With so many supposed blue chip stocks such as Woolworths Limited (ASX: WOW) and BHP Billiton Limited (ASX: BHP) failing to live up to expectations, investors are now having to think twice about what truly constitutes a blue chip stock.
While the S&P/ASX 200 (Index: ^AXJO) (ASX: XJO) has scraped out a gain of 7% in the past five years, Woolworths is down 15% and BHP is down a whopping 55%. In contrast, Wesfarmers shares have managed to outperform the index with a five-year gain of 9.5%. Wesfarmers performance is all the more credible considering the large coal operations which the group is exposed to.
With the diversified conglomerate having held its annual general meeting (AGM) this week, now could be a good opportunity for investors to reassess the investment metrics of the group and consider the potential for Wesfarmers to continue to provide shareholders with acceptable, risk-adjusted returns.
Here are some key notes on the trading update which was provided at the AGM…
- The "portfolio of businesses overall, is tracking to expectations, with good momentum in our retail divisions being offset by the performance of our Industrials division, notably the difficult trading experienced in our Resources business."
- The Coles business remains the star of the group with pleasing retail sales figures for the first quarter and continuing momentum thanks to a successful turnaround in the business since it was acquired in 2007
- The Bunnings business continues to perform strongly with positive trading momentum and Officeworks is seeing benefits from its refocused marketing efforts
- The Chemicals, Energy and Fertilisers business has benefitted from the expanded capacity of the ammonium nitrate business
- The major disappointment in terms of Wesfarmers' overall trading update and outlook is the Resources business which continues to be hampered by low export coal prices.

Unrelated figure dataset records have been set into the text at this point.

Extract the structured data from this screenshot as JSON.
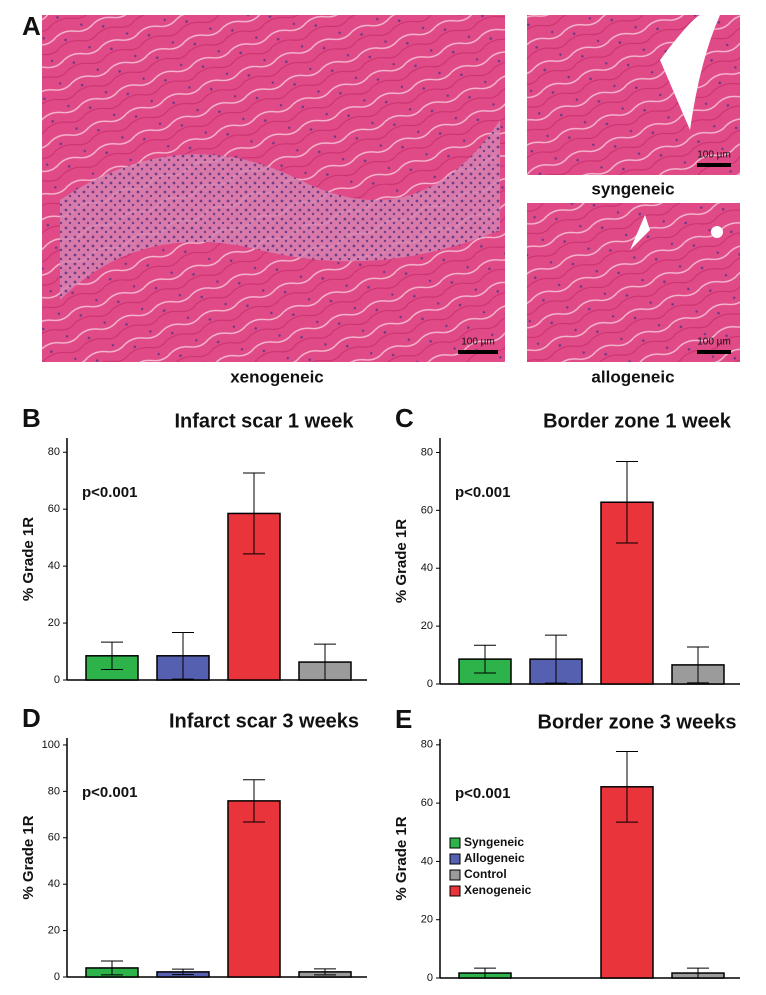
{
  "figure": {
    "panel_label": "A",
    "images": [
      {
        "caption": "xenogeneic",
        "scale_bar": "100 µm"
      },
      {
        "caption": "syngeneic",
        "scale_bar": "100 µm"
      },
      {
        "caption": "allogeneic",
        "scale_bar": "100 µm"
      }
    ]
  },
  "chart_data": [
    {
      "type": "bar",
      "panel": "B",
      "title": "Infarct scar 1 week",
      "annotation": "p<0.001",
      "ylabel": "% Grade 1R",
      "values": [
        8.5,
        8.5,
        58.5,
        6.3
      ],
      "errors": [
        4.8,
        8.2,
        14.2,
        6.3
      ],
      "colors": [
        "#2db34a",
        "#5560b0",
        "#e8343a",
        "#9b9b9b"
      ],
      "ylim": [
        0,
        85
      ],
      "yticks": [
        0,
        20,
        40,
        60,
        80
      ]
    },
    {
      "type": "bar",
      "panel": "C",
      "title": "Border zone 1 week",
      "annotation": "p<0.001",
      "ylabel": "% Grade 1R",
      "values": [
        8.6,
        8.6,
        62.8,
        6.6
      ],
      "errors": [
        4.8,
        8.3,
        14.1,
        6.2
      ],
      "colors": [
        "#2db34a",
        "#5560b0",
        "#e8343a",
        "#9b9b9b"
      ],
      "ylim": [
        0,
        85
      ],
      "yticks": [
        0,
        20,
        40,
        60,
        80
      ]
    },
    {
      "type": "bar",
      "panel": "D",
      "title": "Infarct scar 3 weeks",
      "annotation": "p<0.001",
      "ylabel": "% Grade 1R",
      "values": [
        3.9,
        2.2,
        75.9,
        2.2
      ],
      "errors": [
        3.0,
        1.2,
        9.1,
        1.3
      ],
      "colors": [
        "#2db34a",
        "#5560b0",
        "#e8343a",
        "#9b9b9b"
      ],
      "ylim": [
        0,
        103
      ],
      "yticks": [
        0,
        20,
        40,
        60,
        80,
        100
      ]
    },
    {
      "type": "bar",
      "panel": "E",
      "title": "Border zone 3 weeks",
      "annotation": "p<0.001",
      "ylabel": "% Grade 1R",
      "values": [
        1.7,
        0,
        65.6,
        1.7
      ],
      "errors": [
        1.7,
        0,
        12.1,
        1.7
      ],
      "colors": [
        "#2db34a",
        "#5560b0",
        "#e8343a",
        "#9b9b9b"
      ],
      "ylim": [
        0,
        82
      ],
      "yticks": [
        0,
        20,
        40,
        60,
        80
      ],
      "legend": [
        {
          "name": "Syngeneic",
          "color": "#2db34a"
        },
        {
          "name": "Allogeneic",
          "color": "#5560b0"
        },
        {
          "name": "Control",
          "color": "#9b9b9b"
        },
        {
          "name": "Xenogeneic",
          "color": "#e8343a"
        }
      ]
    }
  ]
}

Management stated that "the outlook for the 2016 financial year, therefore, remains challenging and we expect or Resources business to be loss making at the EBIT level this year."
While the coal division will likely continue to struggle, its influence on the overall earnings of the group is diminishing, Thanks to the diversified portfolio of businesses within Wesfarmers, management has a number of levers it can pull on to generate earnings growth in the future which means that the outlook for the group, in the long run, remains positive.